Although not defined in the National Credit Act 34 of 2005 (the Act), nor in the Regulations thereto, “blacklisting” is a far too familiar concept to most South African consumers and businesses. “Blacklisting” can be defined as the submission of negative payment information to a registered credit bureau. (LS Crawford v JD Group Limited 2015)

Businesses frequently threaten their consumers who fail to pay their debts on time with “blacklisting”, but how can a business legally “blacklist” a consumer?

According to the Act, a registered credit bureau must accept consumer credit information, positive or negative, from any credit providers and from any other prescribed person. Prescribed persons include any person who supplies goods, services or utilities to consumers, whether for cash or credit. Credit providers are not only institutions that provide credit in the traditional sense of the word, but also normal businesses that conclude “incidental credit agreements”, “discount transactions” and other forms of credit agreements. This means that most businesses will fall into one of these categories and have the ability to “blacklist” consumers.

An incidental credit agreement is an agreement, in terms of which an account was tendered for goods or services that have been provided to the consumer or are still to be provided over a period of time and either a fee, charge or interest becomes payable when an account is not paid in time and/or where two prices were quoted for the settlement of the account, the lower price being applicable if the account is paid by a certain date, and the higher being applicable if the account is not settled by that date. The parties to an incidental credit agreement are deemed to have entered into the agreement 20 business-days after the supplier of the goods or services charges a late payment fee or interest, or the pre-determined higher price for full settlement becomes applicable, unless settled before that date. In basic terms, this type of agreement is where a consumer will have to settle his debt on or before the payment date, failing which, a fee or interest will be levied as a result of the late payment. For example, A cell phone company enters into a contract with a consumer. The company provides services over a period of time and the consumer received monthly statements. The agreement provides that, if the amount debited to the account is not paid within 30 days from the date of the account, interest will be charged on the account.

This differs from a discount transaction, which is an agreement in terms of which goods or services are to be provided over a period of time and more than one price is quoted, the lower price being applicable if the account is paid on or before a determined date, and the higher price being applicable if the price is paid after that date. Although similar concepts, the difference is that with an incidental credit agreement, the outstanding amount has already become due, owing and payable due to the fact that the payment date has passed. This failure to pay in time will result in a fee, charge or interest being levied, as in the cell phone company example.

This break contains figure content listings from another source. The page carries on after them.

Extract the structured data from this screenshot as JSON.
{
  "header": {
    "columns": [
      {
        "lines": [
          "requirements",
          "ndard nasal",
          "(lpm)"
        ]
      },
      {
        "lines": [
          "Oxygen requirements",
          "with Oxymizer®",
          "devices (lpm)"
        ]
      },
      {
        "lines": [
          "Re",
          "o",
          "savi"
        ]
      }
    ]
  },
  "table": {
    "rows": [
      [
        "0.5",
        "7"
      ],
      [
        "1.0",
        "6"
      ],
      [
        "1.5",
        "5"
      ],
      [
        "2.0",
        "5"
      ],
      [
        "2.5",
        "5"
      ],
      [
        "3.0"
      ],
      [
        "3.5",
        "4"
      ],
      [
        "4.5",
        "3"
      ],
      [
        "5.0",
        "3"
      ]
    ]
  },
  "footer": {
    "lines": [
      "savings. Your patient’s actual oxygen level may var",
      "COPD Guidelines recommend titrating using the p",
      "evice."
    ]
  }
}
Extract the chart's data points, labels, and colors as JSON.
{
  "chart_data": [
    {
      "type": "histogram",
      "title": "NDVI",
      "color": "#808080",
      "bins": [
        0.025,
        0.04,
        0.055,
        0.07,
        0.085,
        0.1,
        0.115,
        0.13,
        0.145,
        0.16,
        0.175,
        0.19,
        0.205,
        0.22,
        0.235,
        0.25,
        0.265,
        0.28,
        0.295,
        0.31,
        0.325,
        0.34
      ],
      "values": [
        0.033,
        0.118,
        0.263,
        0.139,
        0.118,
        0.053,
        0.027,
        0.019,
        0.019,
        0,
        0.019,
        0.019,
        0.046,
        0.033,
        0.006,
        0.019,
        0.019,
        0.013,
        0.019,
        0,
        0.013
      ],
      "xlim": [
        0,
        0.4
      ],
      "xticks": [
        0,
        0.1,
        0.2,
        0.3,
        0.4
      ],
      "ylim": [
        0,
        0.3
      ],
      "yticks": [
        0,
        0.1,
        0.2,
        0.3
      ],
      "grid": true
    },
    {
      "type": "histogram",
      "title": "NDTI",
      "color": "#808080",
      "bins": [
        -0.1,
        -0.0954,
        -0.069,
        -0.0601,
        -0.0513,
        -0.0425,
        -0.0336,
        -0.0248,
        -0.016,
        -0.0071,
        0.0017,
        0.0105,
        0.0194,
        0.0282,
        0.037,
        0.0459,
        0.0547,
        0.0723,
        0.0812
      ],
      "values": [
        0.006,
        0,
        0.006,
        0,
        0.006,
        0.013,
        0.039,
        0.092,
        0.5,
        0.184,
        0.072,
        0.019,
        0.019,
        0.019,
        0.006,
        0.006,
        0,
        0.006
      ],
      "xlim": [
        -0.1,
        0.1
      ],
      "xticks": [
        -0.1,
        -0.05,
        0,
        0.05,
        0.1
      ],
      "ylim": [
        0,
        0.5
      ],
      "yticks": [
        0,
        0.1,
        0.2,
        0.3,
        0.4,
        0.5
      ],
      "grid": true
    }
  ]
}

Whereas with a discount transaction, the failure to pay the discounted price will not result in a fee, charge or interest being levied as the payment date has not yet passed and the consumer is not in default.

However, it is important to note that those who conclude an incidental credit agreement, discount transaction or other forms of credit agreements with a consumer will be considered to be a credit provider by the Act, allowing them to provide consumer information to credit bureaus.

A business that is either a credit provider or prescribed person must give at least 20 business days-notice to the consumer of their intention to submit adverse consumer information, which includes classifications such as “slow-paying”, “default” or “not-contactable”. This notice, on its own, should be very effective and persuade the consumer to settle their debts promptly, in order to avoid being prejudiced by this black mark against their name.

Only once notice of intention of listing has been given and the notice period expires, may the credit provider or prescribed person submit this information to a registered credit bureau. There are four main credit bureaus in South Africa, namely Experian, TransUnion, Compuscan and XDS. Three out of the four institutions require a subscription fee in order to make use of their services, which include the recording of consumer information. This may be very useful when it comes to dealing with difficult customers. However, in the event that “blacklisting” the consumer is not enough to bring about payment, legal advice may always be sought in order to recover the money that is owed to you. This process would usually begin with a Letter of Demand being sent, followed by the service of a summons.